Keadilan adalah kondisi
kebenaran ideal secara moral mengenai sesuatu hal, baik menyangkut
benda atau orang. Menurut pancasila pun keadilan adalah hak rakyat Indonesia terdapat
dalam bagian yang kelima yaitu “Keadilan Sosial bagi seluruh rakyat Indonesia”.
Dalam UUD 1945 mengenai kewenangan dan penegakan hukum yaitu pada Pasal 24 Ayat (2) UUD 1945 menegaskan bahwa: “Kekuasaan kehakiman
dilakukan oleh sebuah Mahkamah Agung dan badan peradilan yang berada di
bawahnya dalam lingkungan peradilan umum, lingkungan peradilan agama,
lingkungan peradilan militer, lingkungan peradilan tatausaha negara, dan oleh
sebuah Mahkamah Konstitusi”.
Kemudian Pasal 30 Ayat (4) UUD 1945: “Kepolisian Negara
Republik Indonesia sebagai alat negara yang menjaga keamanan dan ketertiban
masyarakat bertugas melindungi, mengayomi, melayani masyarakat, serta
menegakkan hukum”. Serta Pasal 24 Ayat (1) UUD 1945, bahwa: “Kekuasaan
kehakiman merupakan kekuasaan yang merdeka untuk menyelenggarakan peradilan
guna menegakkan hukum dan keadilan”.
Tapi bagaimana realitas keadilan di kehidupan bernegara
saat ini ? Ya, keadilan dan hukum saat ini dapat dibeli dengan uang. Siapapun
yang mempunyai uang dalam pengadilan tak jarang akan menang dan akhirnya
keadilan pun tidak ada. Banyak contoh kasus dimana keadilan tidak dihargai,
seperti beberapa kasus berikut :
1. Mencuri sebuah semangka Dipenjara 2
bulan 10 Hari
Dua orang pria, Basar Suyanto dan
Kholil, dijatuhi hukuman 2 bulan lebih 10 hari penjara di Pengadilan Negeri
(PN) Kediri, Jawa Timur (Jatim), pada tahun 2009 lalu karena terbukti telah
mencuri sebuah semangka.
Karena
vonis yang dijatuhkan PN Kediri tidak berperikemanusiaan, sejumlah perwakilan
mahasiswa melakukan protes dan memberikan dukungan kepada kedua terdakwa. Dalam
sidang banding, kedua pria tersebut akhirnya dihukum penjara selama 15 hari.
2.
Dituduh Mencuri 7 Kayu Jati Ukuran 15 cm,
Dituntut 5 tahun
Kasus Nek Asyani yang diduga mencuri 7
batang kayu jati milik Perum Perhutani sempat menjadi perhatian nasional.

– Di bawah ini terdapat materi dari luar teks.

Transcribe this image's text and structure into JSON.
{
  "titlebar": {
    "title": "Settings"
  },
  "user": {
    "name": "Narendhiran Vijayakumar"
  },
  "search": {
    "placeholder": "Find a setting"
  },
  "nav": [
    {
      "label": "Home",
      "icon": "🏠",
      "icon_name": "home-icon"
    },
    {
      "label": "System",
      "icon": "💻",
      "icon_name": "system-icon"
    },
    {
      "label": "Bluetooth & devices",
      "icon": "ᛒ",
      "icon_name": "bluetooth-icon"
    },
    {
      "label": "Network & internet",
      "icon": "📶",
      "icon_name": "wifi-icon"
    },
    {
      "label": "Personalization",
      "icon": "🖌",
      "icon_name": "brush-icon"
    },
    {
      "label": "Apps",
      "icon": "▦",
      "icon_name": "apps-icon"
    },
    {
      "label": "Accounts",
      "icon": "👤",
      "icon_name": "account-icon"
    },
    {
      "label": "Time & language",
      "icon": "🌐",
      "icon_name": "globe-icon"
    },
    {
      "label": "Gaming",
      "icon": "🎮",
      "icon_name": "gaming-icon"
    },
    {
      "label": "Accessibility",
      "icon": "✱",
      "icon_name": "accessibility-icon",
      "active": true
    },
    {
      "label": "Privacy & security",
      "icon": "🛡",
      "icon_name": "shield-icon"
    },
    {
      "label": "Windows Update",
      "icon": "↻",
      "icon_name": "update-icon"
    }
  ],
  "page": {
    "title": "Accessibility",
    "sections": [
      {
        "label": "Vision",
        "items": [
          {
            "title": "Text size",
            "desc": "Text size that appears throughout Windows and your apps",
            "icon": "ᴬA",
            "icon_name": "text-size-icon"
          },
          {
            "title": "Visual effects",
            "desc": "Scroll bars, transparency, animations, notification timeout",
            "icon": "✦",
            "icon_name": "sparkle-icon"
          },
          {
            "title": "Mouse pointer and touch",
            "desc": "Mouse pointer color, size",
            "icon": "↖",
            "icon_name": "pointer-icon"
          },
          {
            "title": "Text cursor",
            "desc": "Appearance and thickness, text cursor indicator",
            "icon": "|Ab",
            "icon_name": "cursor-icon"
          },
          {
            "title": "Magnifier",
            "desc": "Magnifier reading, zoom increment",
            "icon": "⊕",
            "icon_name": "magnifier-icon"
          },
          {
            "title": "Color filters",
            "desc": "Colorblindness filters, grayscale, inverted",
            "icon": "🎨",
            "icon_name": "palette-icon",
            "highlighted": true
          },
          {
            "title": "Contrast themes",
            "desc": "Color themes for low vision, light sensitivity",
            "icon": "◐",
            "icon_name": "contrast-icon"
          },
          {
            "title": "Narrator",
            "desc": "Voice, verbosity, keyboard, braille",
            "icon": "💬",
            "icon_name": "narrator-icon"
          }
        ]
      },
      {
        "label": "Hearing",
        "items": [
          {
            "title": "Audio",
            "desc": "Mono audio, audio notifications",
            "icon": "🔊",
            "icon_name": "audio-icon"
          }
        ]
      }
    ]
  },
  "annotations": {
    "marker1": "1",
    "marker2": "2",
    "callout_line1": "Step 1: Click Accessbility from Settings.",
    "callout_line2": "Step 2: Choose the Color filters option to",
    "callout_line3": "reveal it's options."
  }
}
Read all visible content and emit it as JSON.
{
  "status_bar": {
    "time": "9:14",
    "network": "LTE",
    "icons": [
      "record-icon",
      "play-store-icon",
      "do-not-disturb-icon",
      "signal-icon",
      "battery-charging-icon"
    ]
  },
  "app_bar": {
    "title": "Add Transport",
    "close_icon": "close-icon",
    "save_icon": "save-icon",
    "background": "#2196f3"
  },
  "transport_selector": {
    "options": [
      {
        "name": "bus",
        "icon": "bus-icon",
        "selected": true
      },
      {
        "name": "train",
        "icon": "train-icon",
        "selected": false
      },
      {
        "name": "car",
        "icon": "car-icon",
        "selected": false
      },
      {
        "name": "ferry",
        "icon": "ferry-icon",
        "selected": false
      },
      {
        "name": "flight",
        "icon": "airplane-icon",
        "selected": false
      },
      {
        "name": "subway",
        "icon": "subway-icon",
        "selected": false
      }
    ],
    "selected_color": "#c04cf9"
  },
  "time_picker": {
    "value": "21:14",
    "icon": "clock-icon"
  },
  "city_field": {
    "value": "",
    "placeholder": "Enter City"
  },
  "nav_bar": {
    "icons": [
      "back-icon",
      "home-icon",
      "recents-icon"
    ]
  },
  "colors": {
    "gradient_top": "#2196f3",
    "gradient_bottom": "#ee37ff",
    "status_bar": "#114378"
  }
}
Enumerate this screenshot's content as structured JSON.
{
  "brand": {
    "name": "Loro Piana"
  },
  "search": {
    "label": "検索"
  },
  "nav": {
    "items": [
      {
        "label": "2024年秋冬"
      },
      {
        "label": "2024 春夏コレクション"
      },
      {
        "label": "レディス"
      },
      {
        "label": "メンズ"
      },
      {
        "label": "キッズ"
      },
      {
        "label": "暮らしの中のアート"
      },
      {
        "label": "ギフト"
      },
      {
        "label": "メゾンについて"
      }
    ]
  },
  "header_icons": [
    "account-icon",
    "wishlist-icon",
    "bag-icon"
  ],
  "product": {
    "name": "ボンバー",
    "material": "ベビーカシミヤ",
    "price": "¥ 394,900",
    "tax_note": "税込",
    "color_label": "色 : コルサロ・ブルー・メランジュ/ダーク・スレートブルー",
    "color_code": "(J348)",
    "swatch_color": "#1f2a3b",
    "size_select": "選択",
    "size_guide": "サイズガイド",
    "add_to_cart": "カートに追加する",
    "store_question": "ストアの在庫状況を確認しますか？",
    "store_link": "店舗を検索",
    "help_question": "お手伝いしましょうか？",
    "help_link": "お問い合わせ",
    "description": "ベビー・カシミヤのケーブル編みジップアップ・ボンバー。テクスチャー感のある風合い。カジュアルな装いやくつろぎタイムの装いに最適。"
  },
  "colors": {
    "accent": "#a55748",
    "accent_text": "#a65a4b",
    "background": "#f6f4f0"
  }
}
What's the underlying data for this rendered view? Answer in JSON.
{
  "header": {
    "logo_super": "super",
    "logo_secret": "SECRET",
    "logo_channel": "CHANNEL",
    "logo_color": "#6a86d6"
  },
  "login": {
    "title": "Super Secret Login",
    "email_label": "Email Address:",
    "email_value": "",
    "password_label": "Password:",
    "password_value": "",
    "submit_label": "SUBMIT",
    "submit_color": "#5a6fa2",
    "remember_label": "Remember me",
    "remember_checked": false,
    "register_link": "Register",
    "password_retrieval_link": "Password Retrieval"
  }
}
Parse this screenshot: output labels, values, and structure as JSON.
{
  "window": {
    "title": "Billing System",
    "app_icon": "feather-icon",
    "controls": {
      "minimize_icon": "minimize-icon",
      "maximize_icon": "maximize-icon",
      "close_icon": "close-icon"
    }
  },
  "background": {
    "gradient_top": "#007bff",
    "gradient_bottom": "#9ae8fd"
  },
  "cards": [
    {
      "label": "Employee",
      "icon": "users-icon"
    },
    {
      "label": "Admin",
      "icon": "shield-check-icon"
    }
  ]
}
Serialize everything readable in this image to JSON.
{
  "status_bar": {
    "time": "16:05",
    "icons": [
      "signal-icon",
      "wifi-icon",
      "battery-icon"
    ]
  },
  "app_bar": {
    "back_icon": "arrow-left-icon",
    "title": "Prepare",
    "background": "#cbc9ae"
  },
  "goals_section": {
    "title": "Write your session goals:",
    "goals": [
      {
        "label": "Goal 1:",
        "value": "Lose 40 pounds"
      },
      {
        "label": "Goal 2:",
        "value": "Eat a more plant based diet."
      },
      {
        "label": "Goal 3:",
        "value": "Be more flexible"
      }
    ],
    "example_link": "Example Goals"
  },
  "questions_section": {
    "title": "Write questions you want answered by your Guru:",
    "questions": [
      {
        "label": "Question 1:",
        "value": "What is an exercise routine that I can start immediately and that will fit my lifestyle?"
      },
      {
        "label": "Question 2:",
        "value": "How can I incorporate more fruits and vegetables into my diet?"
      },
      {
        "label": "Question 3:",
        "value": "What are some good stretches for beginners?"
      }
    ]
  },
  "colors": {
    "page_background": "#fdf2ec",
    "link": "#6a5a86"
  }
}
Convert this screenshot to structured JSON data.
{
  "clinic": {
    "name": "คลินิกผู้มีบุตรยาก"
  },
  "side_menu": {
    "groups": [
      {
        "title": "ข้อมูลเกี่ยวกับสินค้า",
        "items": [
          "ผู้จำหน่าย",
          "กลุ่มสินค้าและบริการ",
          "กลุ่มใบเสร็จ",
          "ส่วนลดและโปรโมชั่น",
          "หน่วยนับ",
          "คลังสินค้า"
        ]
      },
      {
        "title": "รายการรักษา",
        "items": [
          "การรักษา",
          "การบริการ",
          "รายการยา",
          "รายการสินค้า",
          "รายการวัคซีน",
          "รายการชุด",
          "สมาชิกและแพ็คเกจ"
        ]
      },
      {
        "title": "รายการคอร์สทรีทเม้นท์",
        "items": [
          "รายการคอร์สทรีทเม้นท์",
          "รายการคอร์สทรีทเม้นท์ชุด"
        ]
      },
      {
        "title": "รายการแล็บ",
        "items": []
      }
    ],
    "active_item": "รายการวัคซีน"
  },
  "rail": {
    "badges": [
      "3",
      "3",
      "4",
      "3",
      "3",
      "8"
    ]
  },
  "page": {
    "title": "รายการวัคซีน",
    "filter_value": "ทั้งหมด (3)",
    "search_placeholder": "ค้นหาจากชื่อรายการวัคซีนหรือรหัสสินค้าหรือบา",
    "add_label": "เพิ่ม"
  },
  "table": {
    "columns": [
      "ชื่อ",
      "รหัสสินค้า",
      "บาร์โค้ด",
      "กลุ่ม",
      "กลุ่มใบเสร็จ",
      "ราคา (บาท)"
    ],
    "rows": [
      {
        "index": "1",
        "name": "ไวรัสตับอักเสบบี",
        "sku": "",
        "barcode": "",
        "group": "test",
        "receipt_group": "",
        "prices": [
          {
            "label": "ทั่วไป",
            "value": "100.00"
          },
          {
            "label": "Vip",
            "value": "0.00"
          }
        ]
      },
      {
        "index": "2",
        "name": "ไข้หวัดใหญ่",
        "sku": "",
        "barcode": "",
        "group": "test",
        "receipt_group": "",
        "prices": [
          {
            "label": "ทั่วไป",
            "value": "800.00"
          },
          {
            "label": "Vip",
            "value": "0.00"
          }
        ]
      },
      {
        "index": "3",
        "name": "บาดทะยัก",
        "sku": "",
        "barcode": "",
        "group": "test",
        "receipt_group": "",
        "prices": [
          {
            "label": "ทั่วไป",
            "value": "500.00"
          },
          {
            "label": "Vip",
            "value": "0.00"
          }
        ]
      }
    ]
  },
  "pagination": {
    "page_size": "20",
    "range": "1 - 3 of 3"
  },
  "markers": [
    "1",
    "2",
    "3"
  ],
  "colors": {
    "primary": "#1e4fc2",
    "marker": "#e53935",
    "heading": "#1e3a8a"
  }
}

Menurut wanita tua dari Situbondo, Jawa Timur tersebut, kayu jati itu dulunya
ditebang oleh almarhum suaminya dari lahan mereka sendiri yang kini telah
dijual.
Namun, pihak Perhutani tetap
mengatakan bahwa kayu jati itu berasal dari lahan milik mereka dan bersikeras
memperkarakan ulah Nenek Asyani itu. Dikarenakan hal ini, sejak bulan
Juli–Desember 2015, Nenek Asyani mendekam di dalam penjara untuk menunggu
proses persidangan. Pihak pengadilan memberikan ancaman maksimal 5 tahun
penjara.
3. Bakar Ribuan Hektar
Hutan Malah Dibebaskan
Tapi anehnya, korporasi pelaku
pembakaran hutan di Sumsel dibebaskan oleh hakim Pengadilan Negeri (PN)
Palembang, Parlas Nababan. Hakim tersebut berdalih, pembakaran hutan tidak
merusak lingkungan karena hutan yang dibakar bisa ditanami kembali.
Apa peran kita sebagai mahasiswa dan
rakyat Indonesia untuk menegakkan keadilan di Indonesia ? Kita perlu menghargai perbedaan antar manusia, jangan bertindak sewenang-wenang
terhadap orang dan bertimbang rasa.
“Setiap ketidakadilan harus dilawan, walaupun hanya dalam hati.” - Pramoedya Ananta Toer, Saya Terbakar Amarah Sendirian!